A leader of a ring that smuggled hundreds of Ukrainians into the United States through Mexico and forced some immigrants to work as prostitutes was sentenced Monday to 17 1/2 years in federal prison.
"There's no question that I committed a crime," Serge Mezheritsky, 37, told U.S. District Judge Robert M. Takasugi, "but nobody got hurt and nobody lost any money.... I didn't think I was breaking that much of the law."
His remarks drew a sharp retort from Assistant U.S. Atty. Daniel Saunders, who denounced Mezheritsky as unrepentant and unwilling to accept responsibility for his crimes.
Mezheritsky, convicted after a two-month trial last year, was one of 18 people indicted on charges of conspiracy to transport illegal aliens, importing and harboring aliens for purposes of prostitution and money laundering.
According to trial testimony, the smuggling operation began in the Ukrainian capital of Kiev, where men, women and children were provided with Mexican tourist visas. They were flown to Mexico City, then transported to a villa near Rosarito Beach in Baja California.

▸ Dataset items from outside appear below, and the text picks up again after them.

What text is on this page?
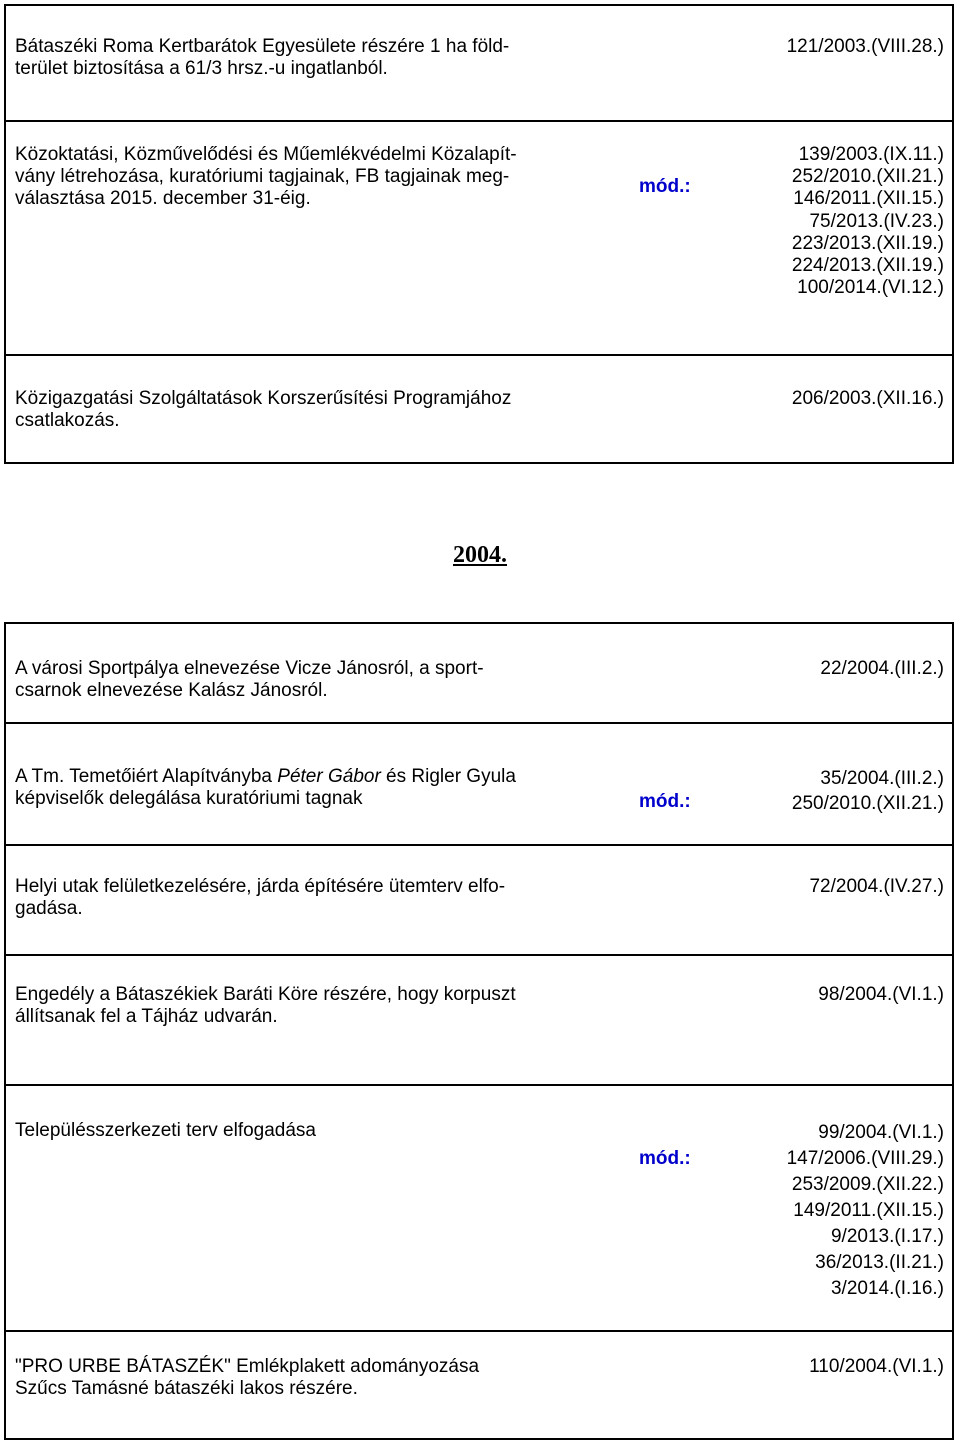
Bátaszéki Roma Kertbarátok Egyesülete részére 1 ha föld-
terület biztosítása a 61/3 hrsz.-u ingatlanból.
121/2003.(VIII.28.)
Közoktatási, Közművelődési és Műemlékvédelmi Közalapít-
vány létrehozása, kuratóriumi tagjainak, FB tagjainak meg-
választása 2015. december 31-éig.
mód.:
139/2003.(IX.11.)
252/2010.(XII.21.)
146/2011.(XII.15.)
75/2013.(IV.23.)
223/2013.(XII.19.)
224/2013.(XII.19.)
100/2014.(VI.12.)
Közigazgatási Szolgáltatások Korszerűsítési Programjához
csatlakozás.
206/2003.(XII.16.)
2004.
A városi Sportpálya elnevezése Vicze Jánosról, a sport-
csarnok elnevezése Kalász Jánosról.
22/2004.(III.2.)
A Tm. Temetőiért Alapítványba Péter Gábor és Rigler Gyula
képviselők delegálása kuratóriumi tagnak	mód.:
35/2004.(III.2.)
250/2010.(XII.21.)
Helyi utak felületkezelésére, járda építésére ütemterv elfo-
gadása.
72/2004.(IV.27.)
Engedély a Bátaszékiek Baráti Köre részére, hogy korpuszt
állítsanak fel a Tájház udvarán.
98/2004.(VI.1.)
Településszerkezeti terv elfogadása
mód.:
99/2004.(VI.1.)
147/2006.(VIII.29.)
253/2009.(XII.22.)
149/2011.(XII.15.)
9/2013.(I.17.)
36/2013.(II.21.)
3/2014.(I.16.)
"PRO URBE BÁTASZÉK" Emlékplakett adományozása
Szűcs Tamásné bátaszéki lakos részére.
110/2004.(VI.1.)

At the villa, they were coached to look, act and dress like Americans, instructed, for example, how to say "United States citizen" without a Russian accent.
From there, "the merchandise" -- as one ring member described the immigrants -- was escorted across the border by foot, car, train and boat, then on to Los Angeles and other U.S. cities.
Prosecution witnesses testified that the smugglers' fees ranged from $5,000 to $7,000 per person, and that some women immigrants were handed over to pimps and escort services in Los Angeles to work off their debts.
Mezheritsky was said to have supervised that part of the smuggling operation, a claim that he and his lawyer emphatically denied in court Monday.
The arrests of Mezheritsky and other ring members followed a 14-month investigation by the FBI, Immigration and Naturalization Service and Border Patrol. It began when Border Patrol agents happened upon a discarded videotape that told of a Ukrainian family's journey to the United States with the aid of smugglers.
Investigators eventually were able to identify the smugglers and tap into their telephone communications. Many of those incriminating wiretaps were played at trial.
Saunders said Monday that the ring may have been responsible for smuggling "a couple thousand" undocumented immigrants into the United States. His estimate was based on records obtained from a travel agency employed by the ring.
In his appeal for leniency, Mezheritsky told the judge that prosecutors had once offered to recommend a seven-year prison term in exchange for his guilty plea before trial. He turned them down.
Of the 18 defendants in the case, 12 were convicted at trial or pleaded guilty beforehand. Six are fugitives.